Recommended default — safest setup for production.Host two control planes — one for non-prod (dev + staging) and one for prod — each with its own database, blob storage, gateway plane, and Helm release.Why this is the recommended default
  • You can test TrueFoundry upgrades on the non-prod control plane and validate against your non-prod gateway before touching prod.
  • You get full infrastructure isolation between non-prod and prod (separate clusters, databases, blob storage, failure domains).
  • You can roll out config changes (new models, policies, guardrails) to non-prod first and promote to prod after validation.
What you set up
1

Deploy a non-prod control plane (dev + staging)

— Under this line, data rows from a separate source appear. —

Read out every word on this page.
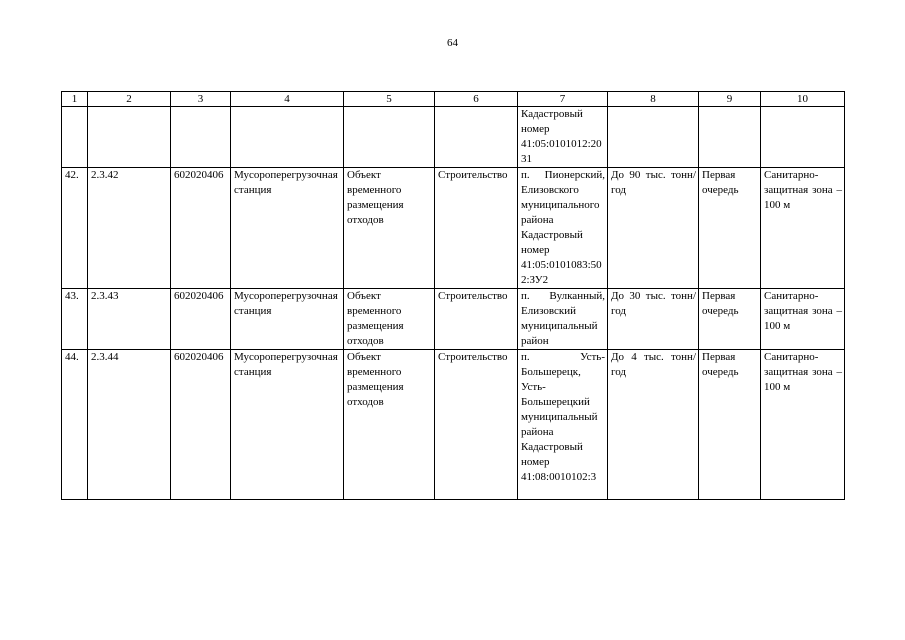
64
1	2	3	4	5	6	7	8	9	10
						Кадастровый номер 41:05:0101012:2031			
42.	2.3.42	602020406	Мусороперегрузочная станция	Объект временного размещения отходов	Строительство	п. Пионерский, Елизовского муниципального района Кадастровый номер 41:05:0101083:502:ЗУ2	До 90 тыс. тонн/год	Первая очередь	Санитарно-защитная зона – 100 м
43.	2.3.43	602020406	Мусороперегрузочная станция	Объект временного размещения отходов	Строительство	п. Вулканный, Елизовский муниципальный район	До 30 тыс. тонн/год	Первая очередь	Санитарно-защитная зона – 100 м
44.	2.3.44	602020406	Мусороперегрузочная станция	Объект временного размещения отходов	Строительство	п. Усть-Большерецк, Усть-Большерецкий муниципальный района Кадастровый номер 41:08:0010102:3	До 4 тыс. тонн/год	Первая очередь	Санитарно-защитная зона – 100 м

Install one TrueFoundry control plane in your non-prod cluster, following Deploy Control Plane and Gateway Plane. Use this control plane for both dev and staging — they typically share most config and infra needs.Inside this control plane, separate dev and staging using virtual accounts (see One CP, one tenant) or tenants (see One CP, multiple tenants).
2

Deploy a prod control plane

Install a second TrueFoundry control plane in your prod cluster on its own database, blob storage, and domain (e.g. app.company.com for prod and app-nonprod.company.com for non-prod).
3

Bake control-plane upgrades on non-prod first

When upgrading TrueFoundry, upgrade the non-prod control plane first, validate against the non-prod gateway, and only then upgrade the prod control plane. This gives you a safe rollout window for new releases.
4

Keep configuration in sync via GitOps

Manage models, virtual accounts, policies, and access rules through GitOps so the same source-of-truth can be applied to both control planes (with environment-specific overrides).
Pick this option if you have a specialized deployment setup (custom networking, air-gapped environment, strict change-management) or any platform-team capacity to operate two stacks. It’s also the right choice when prod uptime requires upgrade testing before any change.
Do not run more than two control planes. A third control plane (e.g. a dedicated staging control plane) typically doubles operational burden — backups, upgrades, monitoring, certificates, secrets — without proportional benefit. Use a separate tenant or virtual account for staging inside the non-prod control plane instead.

Choosing between options

Start with Two control planes unless your team explicitly wants to consolidate to a single stack. Use this matrix to decide:
RequirementTwo control planes (recommended)One CP, one tenantOne CP, multiple tenants
Test control-plane upgrades on non-prod first✅ Best fit
Infrastructure isolation (DB, storage, cluster)✅ Best fit
Same models across envs✅ Best fit
Different models / API keys per env⚠️ Possible via separate provider accounts✅ Best fit
Separate users / SSO per env
Operational overheadHighestLowestMedium

Cross-cutting recommendations

These apply regardless of which option you pick.
Store models, virtual accounts, policies, guardrails, and access rules as YAML in Git. Apply the same definitions to dev / staging / prod with environment-specific overrides using tfy apply. This avoids drift and makes promotion (dev → staging → prod) auditable. See Setup GitOps and Using tfy apply.
For each environment, configure secret store sync so the dev / staging / prod tokens are written to distinct paths in your secret manager (e.g. AWS Secrets Manager, HashiCorp Vault). Apps read tokens from the secret manager, not from the UI. Combine with auto-rotation for prod.
Rate limits, budget limits, guardrails, and data-access rules should be progressively stricter from dev → staging → prod. Reserve aggressive guardrails (PII redaction, content moderation, prompt injection) for prod traffic; keep dev permissive so engineers can iterate.
Use Data Access rules so only on-call / SRE / security teams can read prod request logs, while broader teams can see dev / staging data. This is especially important when running everything in a single tenant.